Collective has debuted an artificial intelligence (AI)-powered accounting platform designed for one-person operations.

“As freelancers delve into the administration needed to properly pay their taxes and keep their books up to date, they’ve been shocked by their choices: pay expensive local accountants and bookkeepers that often leave them in the dark, or spend hours on DIY finance,” the company said in a news release announcing “Collective Accounting” Tuesday (March 19).

“With today’s release, Collective has solidified itself as a third option, one that fuses human expertise with the efficiency of AI technology.”

On the front end, Collective Accounting lets users send and track online invoices from the platform, deploy automated payment reminders and collect payments via credit card or ACH, the company said in the release.
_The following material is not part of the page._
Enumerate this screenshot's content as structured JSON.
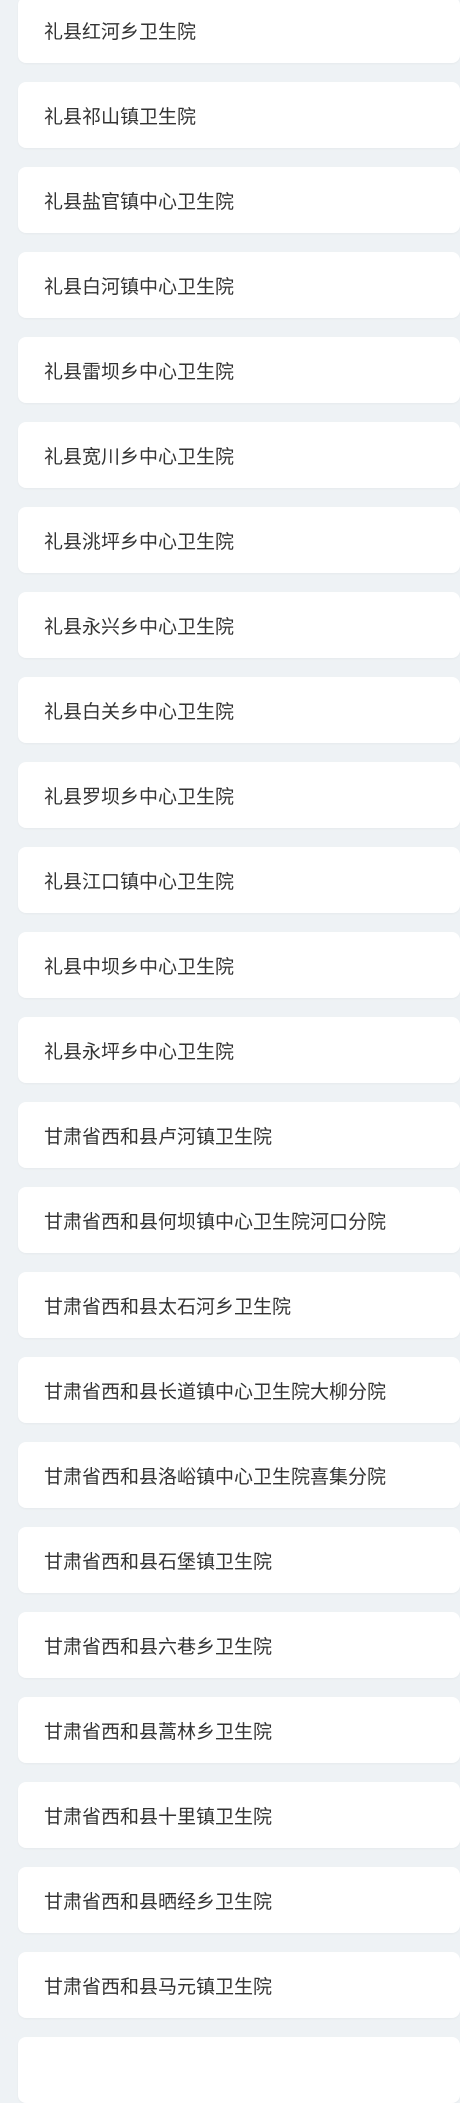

On the back end, it uses AI large language models (LLMs) to automate expense categorization, thus making sure accounting and bookkeeping are free from errors and deductions are captured to optimize tax savings.
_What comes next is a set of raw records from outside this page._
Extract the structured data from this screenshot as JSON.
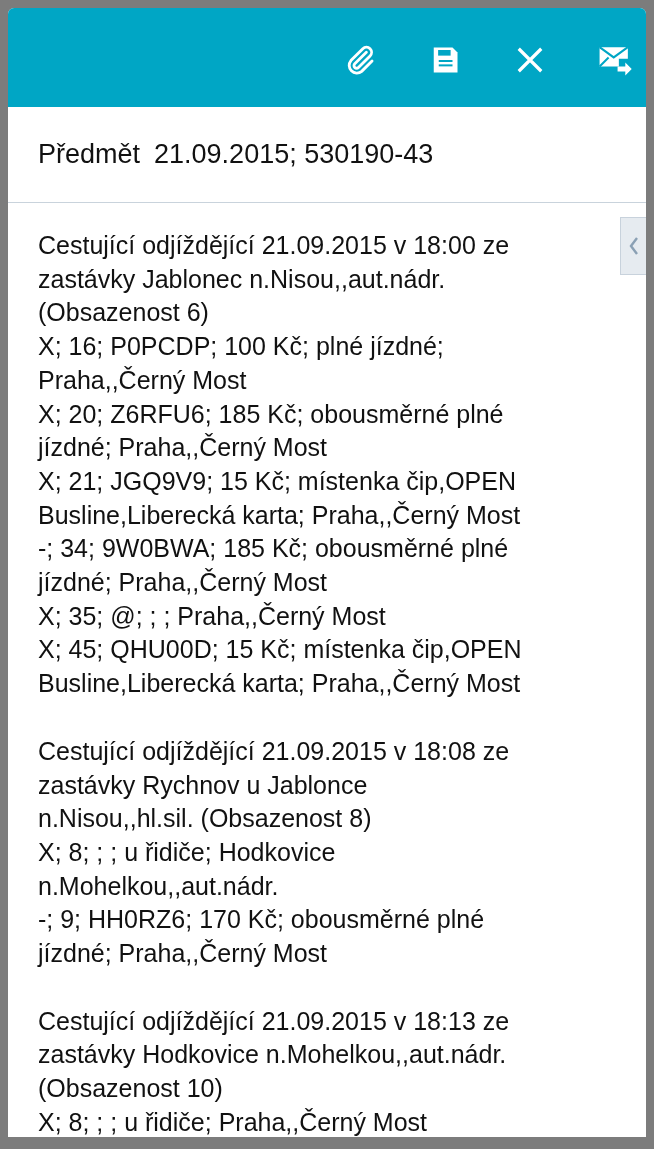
{
  "toolbar": {
    "actions": [
      {
        "kind": "attach"
      },
      {
        "kind": "save"
      },
      {
        "kind": "close"
      },
      {
        "kind": "send"
      }
    ]
  },
  "subject": {
    "label": "Předmět",
    "value": "21.09.2015; 530190-43"
  },
  "body": {
    "blocks": [
      {
        "lines": [
          "Cestující odjíždějící 21.09.2015 v 18:00 ze",
          "zastávky Jablonec n.Nisou,,aut.nádr.",
          "(Obsazenost 6)",
          "X; 16; P0PCDP; 100 Kč; plné jízdné;",
          "Praha,,Černý Most",
          "X; 20; Z6RFU6; 185 Kč; obousměrné plné",
          "jízdné; Praha,,Černý Most",
          "X; 21; JGQ9V9; 15 Kč; místenka čip,OPEN",
          "Busline,Liberecká karta; Praha,,Černý Most",
          "-; 34; 9W0BWA; 185 Kč; obousměrné plné",
          "jízdné; Praha,,Černý Most",
          "X; 35; @; ; ; Praha,,Černý Most",
          "X; 45; QHU00D; 15 Kč; místenka čip,OPEN",
          "Busline,Liberecká karta; Praha,,Černý Most"
        ]
      },
      {
        "lines": [
          "Cestující odjíždějící 21.09.2015 v 18:08 ze",
          "zastávky Rychnov u Jablonce",
          "n.Nisou,,hl.sil. (Obsazenost 8)",
          "X; 8; ; ; u řidiče; Hodkovice",
          "n.Mohelkou,,aut.nádr.",
          "-; 9; HH0RZ6; 170 Kč; obousměrné plné",
          "jízdné; Praha,,Černý Most"
        ]
      },
      {
        "lines": [
          "Cestující odjíždějící 21.09.2015 v 18:13 ze",
          "zastávky Hodkovice n.Mohelkou,,aut.nádr.",
          "(Obsazenost 10)",
          "X; 8; ; ; u řidiče; Praha,,Černý Most"
        ]
      }
    ]
  }
}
“Solopreneurs, especially the growing number of Gen Z and Millennial freelancers, don’t want their financial data scattered across five different tools and still be stressed that they might have missed something,” said Collective CEO Hooman Radfar.

“They’re frankly tired of trying to make QuickBooks work,” Radfar said. “They shouldn’t have to choose between becoming accounting experts or overpaying CPAs.”

Collective Accounting is part of a wave of recent product launches aimed at solopreneurs, including one last month from QuickBooks designed for freelancers who don’t yet require an advanced accounting solution.

There’s also LegalZoom’s LZ Books,  an online accounting solution built to help up-and-coming entrepreneurs manage their books, land new work and get ready for tax time.

With nontraditional career paths like freelancing are becoming more mainstream, solo entrepreneurs are recognizing the importance of investing in the infrastructure that supports their work, Josh Greene, co-founder and CEO of coworking app Groove, said in an interview with PYMNTS published last month.

“And I see that people are building a tech stack around themselves in a variety of different ways, whether it’s financial management, whether it’s supplier management with CRMs, whether it’s a sales pipeline, or [this] human infrastructure piece that we’re building,” said Greene.